"I don't care who you are or what stage of life you're in, if you go down one person who is truly proud of you, there's going to be a cavernous hole greeting you every day. And good luck filling it."
An infrequent, random topic, collection of thoughts that caught my fancy when I just happen to be near a computer.
While there are enough blogs on political topics, I decided to go ahead and capture my own disappointment at the Supreme Court declining review the Padilla case. My feelings are that the issue was important enough to have an unambiguous decision from the high court. Instead we have the 4th circuit decision, where even the author of that decision was concerned that administration maneuver signaled concern that the Bush administration was shaky on their chances.
My position has been that we should not fear our court system. If our elected leaders are gaming the justice branch, then their own arguments appear weakened and the justice system is unfairly maligned as not worthy of public trust.

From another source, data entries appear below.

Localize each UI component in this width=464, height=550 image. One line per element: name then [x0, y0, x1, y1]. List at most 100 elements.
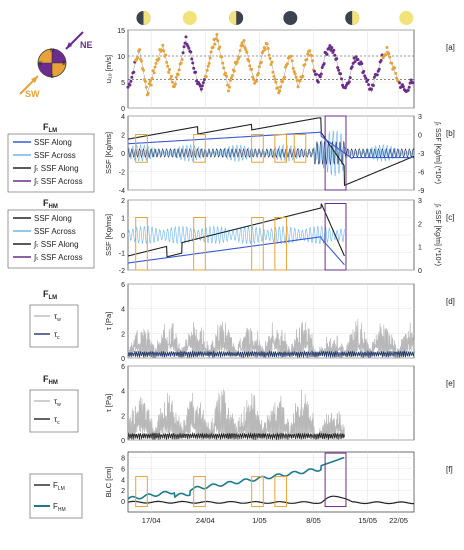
y-tick-label: -2 — [119, 170, 125, 177]
tau-w-line — [127, 389, 345, 441]
event-box-orange — [135, 217, 148, 271]
moon-phase-row — [136, 11, 414, 25]
wind-point — [261, 49, 265, 53]
event-box-orange — [251, 134, 264, 163]
legend-label: τc — [54, 415, 60, 426]
wind-point — [209, 50, 213, 54]
tau-c-line — [127, 431, 345, 441]
wind-point — [394, 71, 398, 75]
y-tick-label: -4 — [119, 188, 125, 195]
legend-title: FLM — [43, 289, 57, 301]
wind-point — [308, 49, 312, 53]
wind-point — [371, 84, 375, 88]
legend-label: FLM — [53, 481, 65, 492]
legend-label: ∫ₜ SSF Across — [33, 177, 83, 186]
wind-point — [316, 80, 320, 84]
wind-point — [205, 68, 209, 72]
y-tick-label: 0 — [121, 233, 125, 240]
wind-point — [343, 86, 347, 90]
wind-point — [126, 85, 130, 89]
wind-point — [270, 60, 274, 64]
y-tick-label: 0 — [121, 151, 125, 158]
wind-point — [215, 33, 219, 37]
legend-flm-tau: FLM τw τc — [29, 289, 79, 348]
y-tick-label: 6 — [121, 466, 125, 473]
event-box-orange — [251, 476, 264, 508]
wind-point — [279, 85, 283, 89]
y-tick-label-right: 0 — [418, 268, 422, 275]
wind-point — [182, 45, 186, 49]
wind-point — [189, 50, 193, 54]
compass-s: S — [50, 74, 54, 80]
legend-label: SSF Across — [34, 151, 76, 160]
wind-point — [220, 55, 224, 59]
wind-point — [285, 62, 289, 66]
wind-point — [255, 79, 259, 83]
moon-full-icon — [399, 11, 414, 25]
blc-fhm-line — [127, 456, 345, 500]
legend-blc: FLM FHM — [29, 473, 83, 519]
event-box-orange — [135, 476, 148, 508]
y-axis-label-right: ∫ₜ SSF [Kg/m] (*10⁴) — [434, 121, 441, 184]
y-axis-label: SSF [Kg/ms] — [104, 214, 113, 256]
y-tick-label-right: 3 — [418, 198, 422, 205]
wind-point — [312, 69, 316, 73]
event-box-purple — [324, 115, 347, 191]
event-box-orange — [274, 217, 287, 271]
wind-point — [327, 46, 331, 50]
wind-point — [216, 39, 220, 43]
y-tick-label: 2 — [121, 331, 125, 338]
compass-w: W — [38, 61, 43, 67]
y-tick-label-right: 1 — [418, 245, 422, 252]
wind-point — [241, 44, 245, 48]
wind-point — [257, 65, 261, 69]
wind-point — [393, 66, 397, 70]
wind-point — [369, 87, 373, 91]
wind-point — [318, 75, 322, 79]
y-tick-label: 4 — [121, 307, 125, 314]
y-tick-label: 15 — [117, 28, 125, 35]
wind-point — [228, 78, 232, 82]
y-tick-label: 0 — [121, 438, 125, 445]
wind-point — [256, 71, 260, 75]
wind-point — [174, 75, 178, 79]
ne-label: NE — [80, 40, 93, 50]
wind-point — [226, 89, 230, 93]
wind-point — [242, 38, 246, 42]
legend-fhm-tau: FHM τw τc — [29, 374, 79, 433]
wind-point — [204, 75, 208, 79]
wind-point — [248, 64, 252, 68]
wind-point — [385, 46, 389, 50]
wind-point — [384, 53, 388, 57]
ssf-along-line — [127, 140, 415, 166]
x-tick-label: 17/04 — [142, 516, 161, 525]
wind-point — [314, 72, 318, 76]
wind-point — [294, 75, 298, 79]
event-box-orange — [274, 476, 287, 508]
wind-point — [348, 76, 352, 80]
wind-point — [259, 60, 263, 64]
wind-point — [265, 42, 269, 46]
wind-point — [176, 72, 180, 76]
wind-point — [140, 59, 144, 63]
wind-point — [247, 59, 251, 63]
legend-flm-ssf: FLM SSF Along SSF Across ∫ₜ SSF Along ∫ₜ… — [7, 122, 95, 193]
wind-point — [401, 85, 405, 89]
tau-c-line — [127, 349, 415, 359]
wind-point — [351, 61, 355, 65]
wind-point — [253, 81, 257, 85]
panel-label: [e] — [446, 379, 455, 388]
wind-point — [305, 57, 309, 61]
wind-point — [263, 47, 267, 51]
y-tick-label: -2 — [119, 268, 125, 275]
panel-label: [c] — [446, 213, 454, 222]
wind-point — [206, 64, 210, 68]
wind-point — [272, 74, 276, 78]
y-axis-label: τ [Pa] — [104, 394, 113, 412]
wind-point — [273, 77, 277, 81]
wind-point — [132, 70, 136, 74]
wind-point — [153, 65, 157, 69]
wind-point — [388, 55, 392, 59]
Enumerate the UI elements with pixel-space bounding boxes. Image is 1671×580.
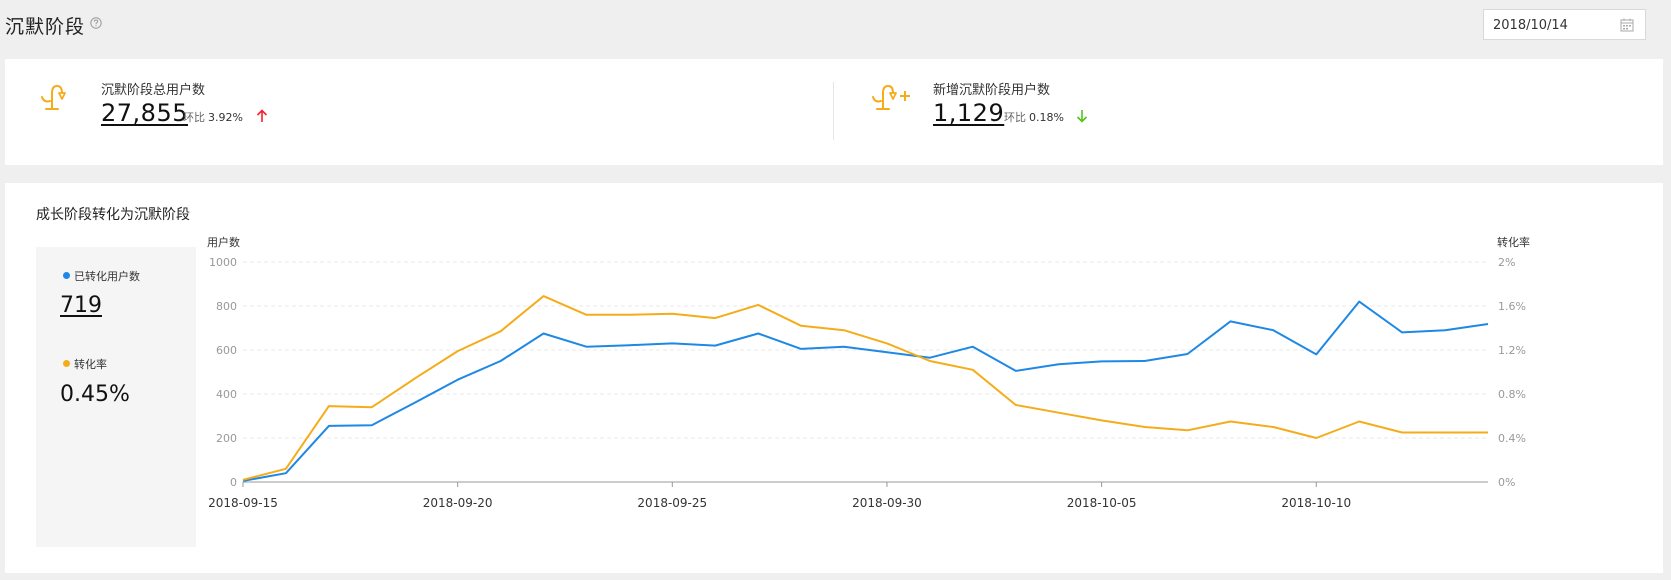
lamp-plus-icon <box>872 84 910 110</box>
y-axis-title-left: 用户数 <box>207 235 240 249</box>
arrow-down-icon <box>1076 110 1088 123</box>
y-tick-label-left: 800 <box>216 300 237 313</box>
summary-panel: 已转化用户数 719 转化率 0.45% <box>36 247 196 547</box>
date-picker[interactable]: 2018/10/14 <box>1483 9 1646 40</box>
y-tick-label-left: 400 <box>216 388 237 401</box>
y-tick-label-right: 1.6% <box>1498 300 1526 313</box>
stat-label: 沉默阶段总用户数 <box>101 83 206 98</box>
y-axis-title-right: 转化率 <box>1497 235 1530 249</box>
stat-compare: 环比 0.18% <box>1004 109 1064 125</box>
stat-value[interactable]: 27,855 <box>101 99 188 127</box>
stats-divider <box>833 82 834 140</box>
stats-card: 沉默阶段总用户数 27,855 环比 3.92% 新增沉默阶段用户数 1,129 … <box>5 59 1663 165</box>
x-tick-label: 2018-09-25 <box>637 496 707 510</box>
legend-label: 已转化用户数 <box>74 270 140 283</box>
line-chart: 0 0% 200 0.4% 400 0.8% 600 1.2% 800 1.6% 1000 2% 用户数… <box>207 235 1530 510</box>
x-tick-label: 2018-09-20 <box>423 496 493 510</box>
x-tick-label: 2018-09-15 <box>208 496 278 510</box>
compare-label: 环比 <box>183 111 205 124</box>
series-line-converted-users <box>242 300 1489 482</box>
y-tick-label-right: 0.8% <box>1498 388 1526 401</box>
compare-pct: 0.18% <box>1029 111 1064 124</box>
chart-card: 成长阶段转化为沉默阶段 已转化用户数 719 转化率 0.45% 0 0% 200 0… <box>5 183 1663 573</box>
compare-label: 环比 <box>1004 111 1026 124</box>
page-title: 沉默阶段 <box>5 16 86 38</box>
legend-dot-blue <box>63 272 70 279</box>
y-tick-label-left: 1000 <box>209 256 237 269</box>
legend-label: 转化率 <box>74 358 107 371</box>
y-tick-label-left: 200 <box>216 432 237 445</box>
y-tick-label-right: 0% <box>1498 476 1515 489</box>
legend-conversion-rate: 转化率 <box>63 356 107 372</box>
stat-compare: 环比 3.92% <box>183 109 243 125</box>
x-tick-label: 2018-09-30 <box>852 496 922 510</box>
page-header: 沉默阶段 2018/10/14 <box>0 0 1671 58</box>
arrow-up-icon <box>256 109 268 122</box>
stat-total-silent-users: 沉默阶段总用户数 27,855 环比 3.92% <box>5 59 833 165</box>
stat-value[interactable]: 1,129 <box>933 99 1005 127</box>
date-picker-value: 2018/10/14 <box>1493 18 1568 33</box>
stat-new-silent-users: 新增沉默阶段用户数 1,129 环比 0.18% <box>834 59 1663 165</box>
y-tick-label-right: 0.4% <box>1498 432 1526 445</box>
legend-dot-orange <box>63 360 70 367</box>
lamp-icon <box>41 84 66 110</box>
x-tick-label: 2018-10-05 <box>1067 496 1137 510</box>
x-tick-label: 2018-10-10 <box>1281 496 1351 510</box>
series-line-conversion-rate <box>242 295 1488 481</box>
calendar-icon <box>1620 18 1634 32</box>
y-tick-label-left: 600 <box>216 344 237 357</box>
legend-converted-users: 已转化用户数 <box>63 268 140 284</box>
converted-users-value[interactable]: 719 <box>60 293 102 318</box>
y-tick-label-right: 1.2% <box>1498 344 1526 357</box>
question-circle-icon[interactable] <box>90 17 102 29</box>
chart-title: 成长阶段转化为沉默阶段 <box>36 207 190 223</box>
stat-label: 新增沉默阶段用户数 <box>933 83 1051 98</box>
compare-pct: 3.92% <box>208 111 243 124</box>
y-tick-label-left: 0 <box>230 476 237 489</box>
y-tick-label-right: 2% <box>1498 256 1515 269</box>
conversion-rate-value: 0.45% <box>60 382 130 407</box>
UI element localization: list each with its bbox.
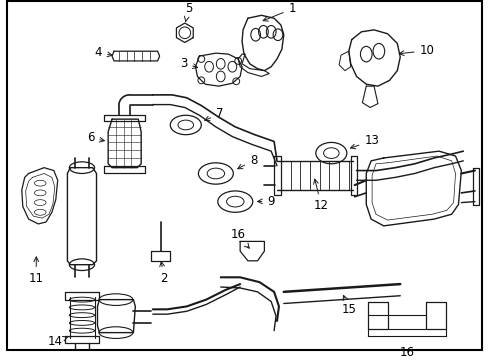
Text: 14: 14	[48, 335, 68, 348]
Text: 5: 5	[184, 3, 192, 21]
Text: 9: 9	[257, 194, 274, 207]
Text: 15: 15	[341, 296, 356, 316]
Text: 1: 1	[263, 3, 296, 21]
Text: 13: 13	[350, 134, 378, 149]
Text: 6: 6	[87, 131, 104, 144]
Text: 7: 7	[204, 107, 223, 121]
Text: 12: 12	[313, 179, 328, 212]
Text: 2: 2	[160, 262, 168, 285]
Text: 10: 10	[398, 44, 434, 57]
Text: 16: 16	[230, 229, 249, 248]
Text: 16: 16	[399, 346, 414, 359]
Text: 8: 8	[237, 154, 257, 169]
Text: 11: 11	[28, 257, 43, 285]
Text: 3: 3	[180, 57, 197, 70]
Text: 4: 4	[94, 46, 112, 59]
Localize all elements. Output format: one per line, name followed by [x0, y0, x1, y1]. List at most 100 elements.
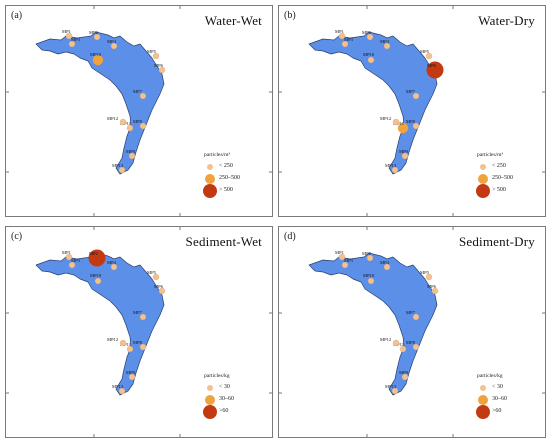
site-label: MP5 [147, 270, 157, 275]
legend: particles/m³ < 250 250–500 > 500 [203, 152, 270, 198]
site-label: MP8 [406, 119, 416, 124]
site-marker [426, 61, 444, 79]
sampling-site: MP4 [380, 39, 391, 50]
legend-unit: particles/kg [204, 373, 230, 379]
sampling-site: MP9 [399, 149, 409, 160]
site-marker [399, 345, 407, 353]
panel-water-dry: MP1 MP2 MP3 MP4 MP5 MP6 MP7 MP8 MP9 MP10 MP11MP12 M… [278, 5, 546, 217]
legend-symbol [203, 405, 217, 419]
site-label: MP1 [335, 29, 345, 34]
sampling-site: MP9 [399, 370, 409, 381]
site-marker [391, 166, 399, 174]
site-label: MP7 [133, 89, 143, 94]
site-label: MP2 [362, 30, 372, 35]
site-marker [128, 152, 136, 160]
site-label: MP12 [107, 116, 119, 121]
site-label: MP9 [399, 370, 409, 375]
panel-letter: (a) [11, 10, 23, 21]
legend-symbol [207, 385, 213, 391]
site-label: MP6 [154, 63, 164, 68]
sampling-site: MP11 [120, 342, 134, 353]
legend-label: 30–60 [219, 396, 234, 402]
site-label: MP3 [71, 258, 81, 263]
sampling-site: MP3 [341, 37, 354, 48]
site-marker [128, 373, 136, 381]
site-marker [412, 122, 420, 130]
legend-item: < 250 [477, 161, 543, 173]
site-marker [152, 52, 160, 60]
site-label: MP7 [406, 89, 416, 94]
site-label: MP5 [147, 49, 157, 54]
site-label: MP1 [62, 250, 72, 255]
site-label: MP3 [344, 258, 354, 263]
sampling-site: MP1 [62, 29, 73, 40]
sampling-site: MP11 [120, 121, 134, 132]
site-marker [65, 253, 73, 261]
legend-label: 250–500 [219, 175, 240, 181]
site-marker [341, 261, 349, 269]
legend-label: > 500 [492, 187, 506, 193]
site-label: MP3 [71, 37, 81, 42]
sampling-site: MP7 [406, 89, 420, 100]
site-label: MP13 [385, 163, 397, 168]
sampling-site: MP5 [147, 49, 160, 60]
site-marker [139, 313, 147, 321]
site-label: MP9 [399, 149, 409, 154]
legend-item: > 500 [476, 184, 543, 198]
site-label: MP3 [344, 37, 354, 42]
site-marker [401, 373, 409, 381]
site-marker [139, 343, 147, 351]
sampling-site: MP13 [385, 163, 399, 174]
site-marker [94, 277, 102, 285]
sampling-site: MP12 [107, 337, 127, 347]
legend-label: < 30 [492, 384, 503, 390]
sampling-site: MP3 [68, 258, 81, 269]
sampling-site: MP2 [362, 251, 374, 262]
sampling-site: MP7 [133, 310, 147, 321]
legend-label: < 250 [219, 163, 233, 169]
legend-symbol [480, 385, 486, 391]
site-label: MP12 [380, 337, 392, 342]
site-marker [139, 92, 147, 100]
site-label: MP2 [362, 251, 372, 256]
sampling-site: MP12 [107, 116, 127, 126]
sampling-site: MP13 [112, 384, 126, 395]
legend-item: >60 [203, 405, 270, 419]
legend-item: 250–500 [204, 173, 270, 185]
site-label: MP11 [120, 342, 132, 347]
frame-ticks [6, 227, 272, 437]
legend-label: >60 [219, 408, 229, 414]
sampling-site: MP11 [393, 342, 407, 353]
site-marker [367, 56, 375, 64]
site-label: MP7 [406, 310, 416, 315]
panel-title: Sediment-Dry [458, 234, 535, 249]
panel-sediment-wet: MP1 MP2 MP3 MP4 MP5 MP6 MP7 MP8 MP9 MP10 MP11MP12 M… [5, 226, 273, 438]
site-marker [412, 92, 420, 100]
sampling-site: MP7 [406, 310, 420, 321]
site-marker [425, 273, 433, 281]
sampling-site: MP13 [385, 384, 399, 395]
sampling-site: MP8 [406, 340, 420, 351]
site-marker [118, 166, 126, 174]
site-marker [338, 253, 346, 261]
sampling-site: MP6 [154, 63, 166, 74]
panel-sediment-dry: MP1 MP2 MP3 MP4 MP5 MP6 MP7 MP8 MP9 MP10 MP11MP12 M… [278, 226, 546, 438]
site-marker [158, 287, 166, 295]
lake-map: MP1 MP2 MP3 MP4 MP5 MP6 MP7 MP8 MP9 MP10 MP11MP12 M… [279, 227, 545, 437]
sampling-site: MP8 [133, 340, 147, 351]
legend-item: < 30 [204, 382, 270, 394]
site-marker [92, 54, 104, 66]
site-marker [401, 152, 409, 160]
site-label: MP6 [427, 284, 437, 289]
legend-label: 30–60 [492, 396, 507, 402]
site-label: MP2 [89, 30, 99, 35]
site-label: MP4 [380, 260, 390, 265]
frame-ticks [6, 6, 272, 216]
site-marker [110, 42, 118, 50]
site-marker [431, 287, 439, 295]
lake-body [308, 252, 438, 396]
legend-label: 250–500 [492, 175, 513, 181]
site-marker [119, 118, 127, 126]
site-marker [412, 343, 420, 351]
legend: particles/kg < 30 30–60 >60 [203, 373, 270, 419]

But then, that is the whole thrust of the administration's case. Holding Padillia outside the legal system is an indictment that the courts are not equipped to handle terrorism cases. Similar action of bypassing the FISA court creates a concern that either much of the justice system is broken, or the administration does not show adequate respect for the law. Either is a disturbing situation, but my own view is that the weight of evidence is on the latter position.
Even if the administration truly believes there is a problem with the justice system, then they have an obligation to air those issues and seek solutions within the system. After all, what has been gained from going around the court, rather than tackling the issue head on? We have an unclear position on detaining civilians w/o due process. A discussion on wire tap powers is going on now in a position of embarrassment, instead of dignified rule of law. And the courts now have to be more skeptical about the legality of evidence.
Too many corners have been cut and we would have been well served by the Supreme Court at least hearing the case to make it clear that the administration has to get on better legal footing. Instead, we're likely to see a few more years of the courts being undermined, when there is no indication that the courts are predisposed from working in the best interests of the country in the first place. Sure, we'd get decisions against individual's positions (including mine). But the upside is that at least we'd all know where things stand with legal conviction and could appeal to legislators to make improvements. I hope that's they way people want government to work.